Now that we have Theorem 7.27 we can give a full proof of Theorem 7.25.

A Proof. Suppose we have a parametric equation,

\begin{equation*} C(t) = \big(f(t),g(t)\big) \end{equation*}

where \(f\) and \(g\) are differentiable functions whose derivatives are continuous. Suppose further that there is a value \(t^*\) where \(f'(t^*) \neq 0.\) Now, since \(f'(t^*) \neq 0\) it is either positive or negative. Let's assume it's positive. (We also need to do the case where it is negative, but it turns out that the argument is almost identical, so we omit it.) Since \(f'\) is continuous and \(f'(t^*)>0\text{,}\) there must be some open interval \((a,b)\) containing \(t^*\) where \(f'(t) > 0\) for all \(t\) in \((a,b).\) Now, since \(f'\) is positive on this interval \(f\) must be increasing on this interval and therefore \(f\) must be invertible on this interval. Suppose \((t,x)\) is a point of \(f\) with \(t\) in \((a,b).\) Thus, \(t = f^{-1}(x)\) and \(x\) is in \(\big(f(a),f(b)\big).\) Now, let's define a new function, \(y\) by

\begin{equation*} y(x) = g\big(f^{-1}(x)\big). \end{equation*}

Computing the derivative via the chain rule as we did in the last `proof' yields,

\begin{equation*} y'(x) = g'\big(f^{-1}(x)\big) \cdot (f^{-1})'(x). \end{equation*}

Applying Theorem 7.27, we know that

\begin{equation*} \dsp{ \big(f^{-1}\big)'(y) = \big( f'(x) \big)^{-1}} \end{equation*}

so we have

\begin{equation*} y'(x) = g'\big(f^{-1}(x)\big) \cdot \big(f^{-1}\big)'(x) = g'(t) \cdot \frac{1}{f'(t)} = \frac{g'(t)}{f'(t)}. \end{equation*}

q.e.d.

Problem 7.29.

Assume that \(C, f,\) and \(g\) are as above and compute \(y''(x)\) to show that

\(\dsp{ y''(x) = \frac{g''(t) f'(t) - g'(t) f''(t)}{\big(f'(t)\big)^3} }.\) What we really want to compute is the derivative of the function \(y'\) and we know that \(\dsp{ y'\big(f(t)\big) = \frac{g'(t)}{f'(t)}},\) so compute the derivative of both sides of this equation with respect to \(t\text{.}\)

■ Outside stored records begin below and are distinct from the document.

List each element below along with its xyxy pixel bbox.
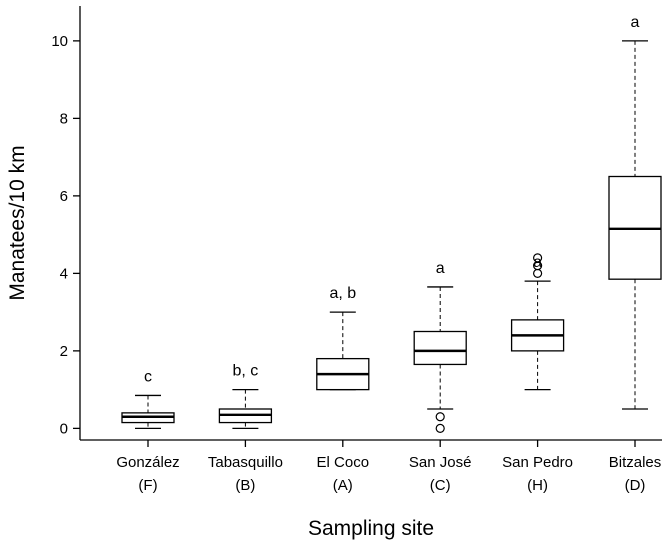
box-group: a, b: [316, 285, 370, 391]
x-tick-code-label: (D): [625, 477, 646, 494]
x-tick-code-label: (B): [235, 477, 255, 494]
box: [413, 330, 467, 366]
significance-label: c: [144, 368, 152, 385]
box-group: a: [510, 253, 565, 391]
y-tick-label: 4: [60, 265, 68, 282]
x-tick-label: El Coco: [317, 454, 370, 471]
y-tick-label: 8: [60, 110, 68, 127]
x-tick-code-label: (H): [527, 477, 548, 494]
x-tick-label: San José: [409, 454, 472, 471]
y-tick-label: 0: [60, 420, 68, 437]
box-group: a: [608, 14, 662, 410]
axes: 0 2 4 6 8 10 González (F) Tabasquillo (B) El Coco (…: [51, 6, 662, 494]
significance-label: a, b: [329, 285, 356, 302]
x-tick-label: Tabasquillo: [208, 454, 283, 471]
x-tick-label: Bitzales: [609, 454, 662, 471]
outlier-point: [435, 423, 445, 433]
y-tick-label: 2: [60, 343, 68, 360]
outlier-point: [532, 253, 543, 263]
box-group: a: [413, 260, 467, 433]
x-tick-label: González: [116, 454, 179, 471]
significance-label: b, c: [233, 363, 259, 380]
boxes: c b, c a, b a a a: [121, 14, 662, 433]
box-group: c: [121, 368, 175, 430]
x-tick-code-label: (F): [138, 477, 157, 494]
y-tick-label: 10: [51, 33, 68, 50]
significance-label: a: [436, 260, 445, 277]
box-group: b, c: [218, 363, 273, 430]
significance-label: a: [631, 14, 640, 31]
x-axis-title: Sampling site: [308, 517, 434, 540]
x-tick-code-label: (C): [430, 477, 451, 494]
x-tick-code-label: (A): [333, 477, 353, 494]
outlier-point: [435, 412, 445, 422]
x-tick-label: San Pedro: [502, 454, 573, 471]
significance-label: a: [533, 254, 542, 271]
y-axis-title: Manatees/10 km: [6, 145, 29, 300]
y-tick-label: 6: [60, 188, 68, 205]
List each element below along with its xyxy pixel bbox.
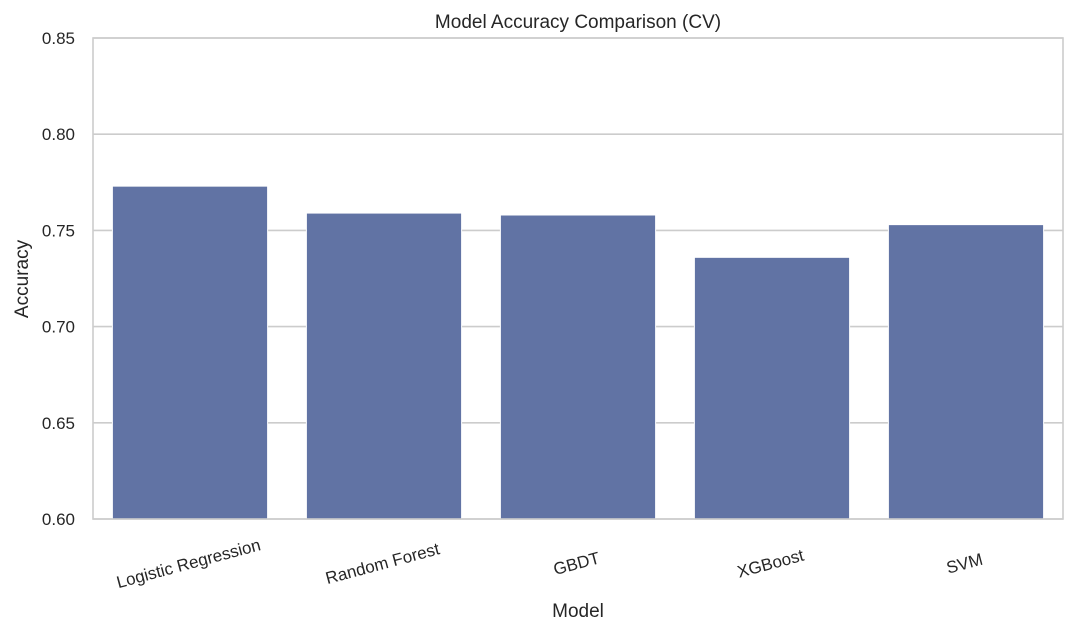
spine-layer	[92, 37, 1064, 520]
bar	[887, 224, 1045, 520]
x-tick-label: Random Forest	[324, 539, 442, 588]
y-tick-label: 0.65	[42, 414, 75, 433]
bar	[111, 185, 269, 520]
x-axis-title: Model	[552, 601, 604, 622]
x-tick-label: Logistic Regression	[114, 535, 262, 592]
x-tick-label: SVM	[944, 550, 985, 578]
y-tick-label: 0.60	[42, 510, 75, 529]
x-tick-label: GBDT	[551, 548, 602, 579]
y-tick-label: 0.75	[42, 221, 75, 240]
bar	[693, 256, 851, 520]
bar	[499, 214, 657, 520]
x-tick-label: XGBoost	[735, 546, 806, 582]
x-tick-labels: Logistic Regression Random Forest GBDT XGBo…	[114, 535, 984, 592]
chart-title: Model Accuracy Comparison (CV)	[435, 12, 721, 33]
y-tick-label: 0.80	[42, 125, 75, 144]
y-tick-labels: 0.60 0.65 0.70 0.75 0.80 0.85	[42, 29, 75, 529]
plot-frame	[92, 37, 1064, 520]
bars-layer	[111, 185, 1045, 520]
y-axis-title: Accuracy	[12, 239, 33, 318]
y-tick-label: 0.70	[42, 318, 75, 337]
bar	[305, 212, 463, 520]
y-tick-label: 0.85	[42, 29, 75, 48]
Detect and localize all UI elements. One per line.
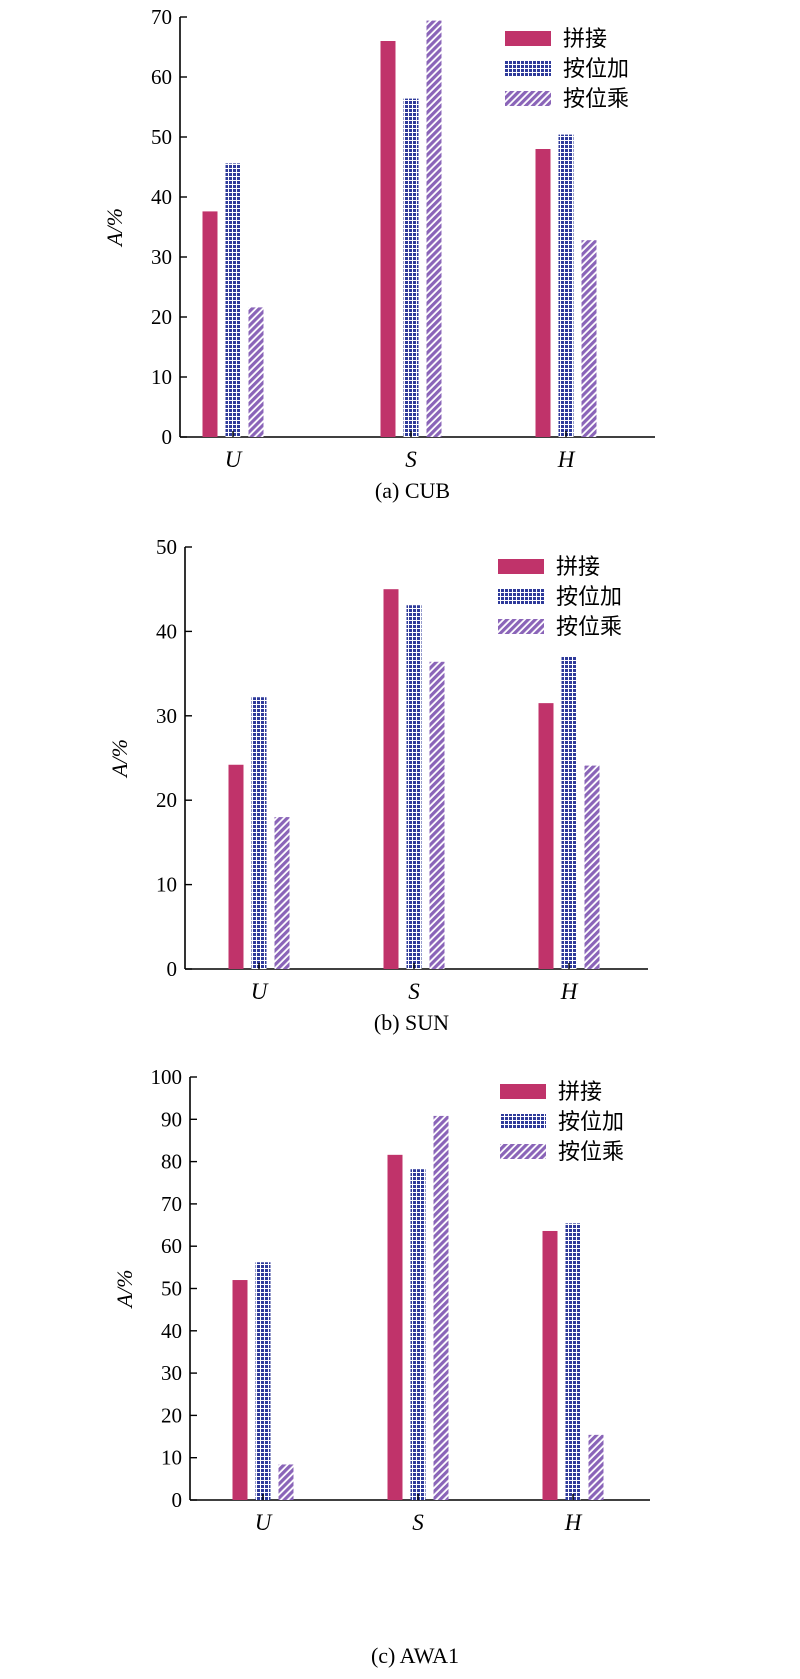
- chart-caption: (a) CUB: [375, 478, 450, 503]
- bar-s-series-3: [426, 20, 442, 437]
- bar-u-series-3: [274, 817, 290, 969]
- y-tick-label: 70: [161, 1192, 182, 1216]
- y-tick-label: 0: [162, 425, 173, 449]
- y-tick-label: 30: [156, 704, 177, 728]
- chart-caption: (c) AWA1: [371, 1643, 459, 1668]
- legend-swatch-series-3: [500, 1144, 546, 1159]
- legend-label-series-1: 拼接: [558, 1080, 602, 1105]
- y-tick-label: 10: [156, 873, 177, 897]
- y-tick-label: 40: [156, 619, 177, 643]
- bar-u-series-3: [248, 307, 264, 437]
- category-label-h: H: [560, 979, 579, 1004]
- y-tick-label: 60: [161, 1234, 182, 1258]
- bar-u-series-2: [225, 163, 241, 437]
- y-tick-label: 50: [151, 125, 172, 149]
- bar-h-series-1: [538, 703, 554, 969]
- category-label-u: U: [225, 447, 243, 472]
- category-label-u: U: [255, 1510, 273, 1535]
- legend-swatch-series-2: [505, 61, 551, 76]
- y-tick-label: 10: [151, 365, 172, 389]
- y-tick-label: 30: [151, 245, 172, 269]
- y-tick-label: 20: [156, 788, 177, 812]
- bar-u-series-1: [232, 1280, 248, 1500]
- bar-h-series-2: [565, 1223, 581, 1500]
- legend-swatch-series-3: [505, 91, 551, 106]
- y-tick-label: 20: [151, 305, 172, 329]
- y-tick-label: 0: [172, 1488, 183, 1512]
- bar-s-series-3: [429, 661, 445, 969]
- y-tick-label: 10: [161, 1446, 182, 1470]
- category-label-h: H: [564, 1510, 583, 1535]
- legend-label-series-3: 按位乘: [556, 615, 622, 640]
- y-tick-label: 40: [151, 185, 172, 209]
- legend-label-series-2: 按位加: [556, 585, 622, 610]
- legend-swatch-series-1: [505, 31, 551, 46]
- bar-h-series-1: [535, 149, 551, 437]
- category-label-s: S: [412, 1510, 424, 1535]
- category-label-s: S: [408, 979, 420, 1004]
- bar-s-series-2: [403, 98, 419, 437]
- category-label-s: S: [405, 447, 417, 472]
- y-axis-label: A/%: [102, 208, 127, 248]
- y-tick-label: 60: [151, 65, 172, 89]
- legend-swatch-series-1: [498, 559, 544, 574]
- bar-u-series-2: [255, 1262, 271, 1500]
- bar-s-series-1: [383, 589, 399, 969]
- y-tick-label: 30: [161, 1361, 182, 1385]
- legend-swatch-series-3: [498, 619, 544, 634]
- bar-h-series-3: [584, 765, 600, 969]
- legend-label-series-1: 拼接: [563, 27, 607, 52]
- bar-h-series-3: [588, 1434, 604, 1500]
- bar-h-series-1: [542, 1230, 558, 1500]
- category-label-u: U: [251, 979, 269, 1004]
- bar-h-series-3: [581, 240, 597, 437]
- legend-label-series-3: 按位乘: [558, 1140, 624, 1165]
- legend-label-series-2: 按位加: [558, 1110, 624, 1135]
- legend-swatch-series-1: [500, 1084, 546, 1099]
- bar-s-series-1: [387, 1154, 403, 1500]
- y-tick-label: 80: [161, 1150, 182, 1174]
- legend-label-series-1: 拼接: [556, 555, 600, 580]
- legend-label-series-2: 按位加: [563, 57, 629, 82]
- chart-panel-awa1: 0 10 20 30 40 50 60 70 80 90 100 U S H A/% (c) AWA1 拼接按位…: [112, 1065, 650, 1668]
- bar-u-series-3: [278, 1464, 294, 1500]
- bar-u-series-1: [228, 764, 244, 969]
- y-tick-label: 20: [161, 1403, 182, 1427]
- bar-s-series-1: [380, 41, 396, 437]
- y-tick-label: 90: [161, 1107, 182, 1131]
- legend-swatch-series-2: [500, 1114, 546, 1129]
- y-tick-label: 0: [167, 957, 178, 981]
- y-tick-label: 40: [161, 1319, 182, 1343]
- bar-u-series-2: [251, 697, 267, 969]
- y-tick-label: 100: [151, 1065, 183, 1089]
- y-axis-label: A/%: [107, 739, 132, 779]
- y-axis-label: A/%: [112, 1270, 137, 1310]
- bar-s-series-3: [433, 1115, 449, 1500]
- y-tick-label: 70: [151, 5, 172, 29]
- legend-label-series-3: 按位乘: [563, 87, 629, 112]
- bar-s-series-2: [410, 1169, 426, 1500]
- bar-h-series-2: [558, 134, 574, 437]
- category-label-h: H: [557, 447, 576, 472]
- bar-u-series-1: [202, 211, 218, 437]
- legend-swatch-series-2: [498, 589, 544, 604]
- y-tick-label: 50: [161, 1277, 182, 1301]
- bar-s-series-2: [406, 605, 422, 969]
- y-tick-label: 50: [156, 535, 177, 559]
- chart-caption: (b) SUN: [374, 1010, 449, 1035]
- bar-h-series-2: [561, 656, 577, 969]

The next theorem summarizes our results about derivatives of parametric equations.

Theorem 7.30.

Parametric Second Derivative Theorem. Suppose we have a parametric equation, \(C(t) = \big(f(t),g(t)\big)\) where \(f\) and \(g\) are differentiable functions. Then, at any value of \(t\) where \(f'(t) \ne 0\) if we let \(x=f(t)\) and \(y=g(t)\) we have:

\(\dsp{ y'(x) = \frac{g'(t)}{f'(t)}}\) and
\(\dsp{ y''(x) = \frac{g''(t) f'(t) - g'(t) f''(t)}{\big(f'(t)\big)^3} }.\)

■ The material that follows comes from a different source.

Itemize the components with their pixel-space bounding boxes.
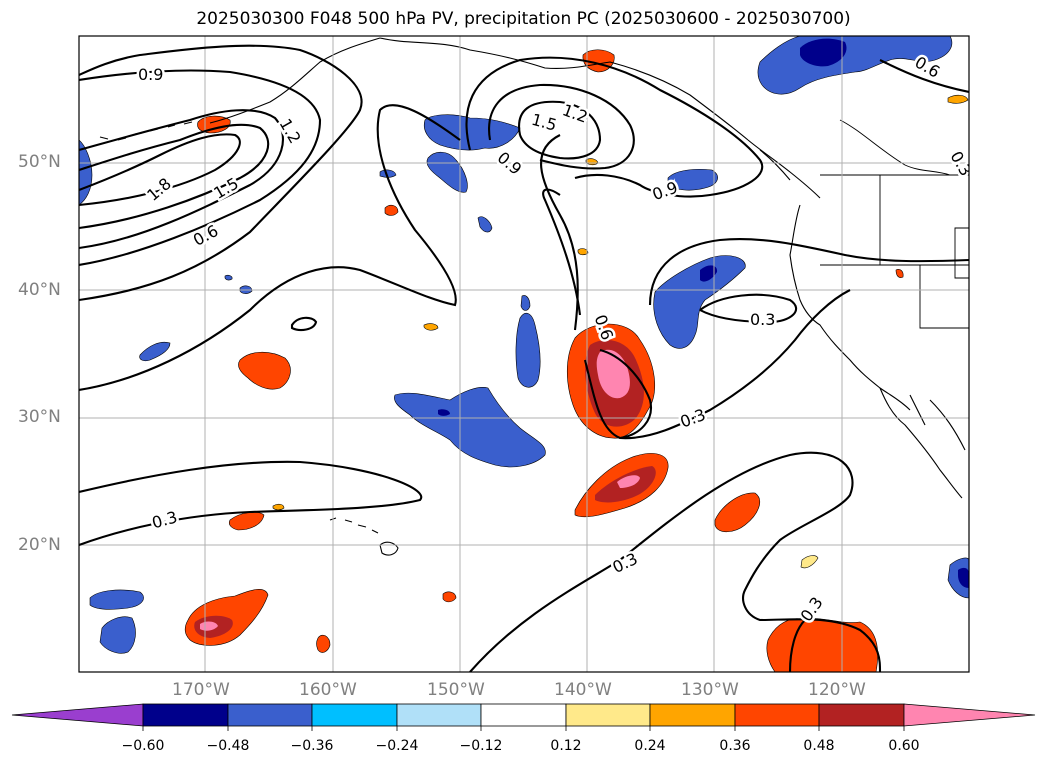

This theorem is often written in textbooks using Leibniz notation as:

\(\dsp{ \frac{dy}{\; dx} = \frac{ \frac{dy}{dt} }{ \frac{dx}{dt} } }\)
\(\dsp \frac{d^2y}{\; dx^2} = \frac{\frac{dy'}{dt}}{\frac{dx}{dt}}\) where \(\dsp y' = \frac{dy}{dx}\) and \(\dsp \frac{dx}{dt} \ne 0\text{.}\)

Problem 7.31.

Let \(C(t) = (t^2, t^3).\) Eliminate the parameter to write this parametric equation as a function \(y\) in terms of \(x.\) Compute each of \(y'\) and \(y''\) at \(t=2\) both directly and by applying the theorem.

Theorem 7.32.

Arc Length Theorem. Suppose we have a parametric equation, \(C(t) = \big(f(t),g(t)\big)\) where \(f\) and \(g\) are differentiable functions with continuous derivatives for all \(a \leq t \leq b\text{.}\) If the curve \(C\) is traversed exactly once as \(t\) increases from \(a\) to \(b\text{,}\) then the curve's arc length is given by \(\dsp L = \int_a^b \sqrt{ \big(x'(t)\big)^2 + \big(y'(t)\big)^2 } \; dt\text{.}\)

This is one of the theorems in calculus with a very nice straightforward proof. If I don't remember to show you the proof, ask!

Problem 7.33.

Let \(C(t) = (2t, t^2)\) from \(t=0\) to \(t=2\text{.}\) Use the arc length formula to determine the length of this curve. Now, eliminate the parameter to write this parametric equation as a function \(f\) in terms of \(x.\) Use the formula we had for the arc length of a function, \(L = \int_a^b \sqrt{1 + \big(f'(x)\big)^2} \ dx,\) to verify your answer.

Problem 7.34.

Let \(C(t) = \big(5\cos(t)-\cos(5t), 5\sin(t)-\sin(5t)\big).\) Compute the arc length of the range of \(C\) over the interval \([0,2\pi]\text{.}\)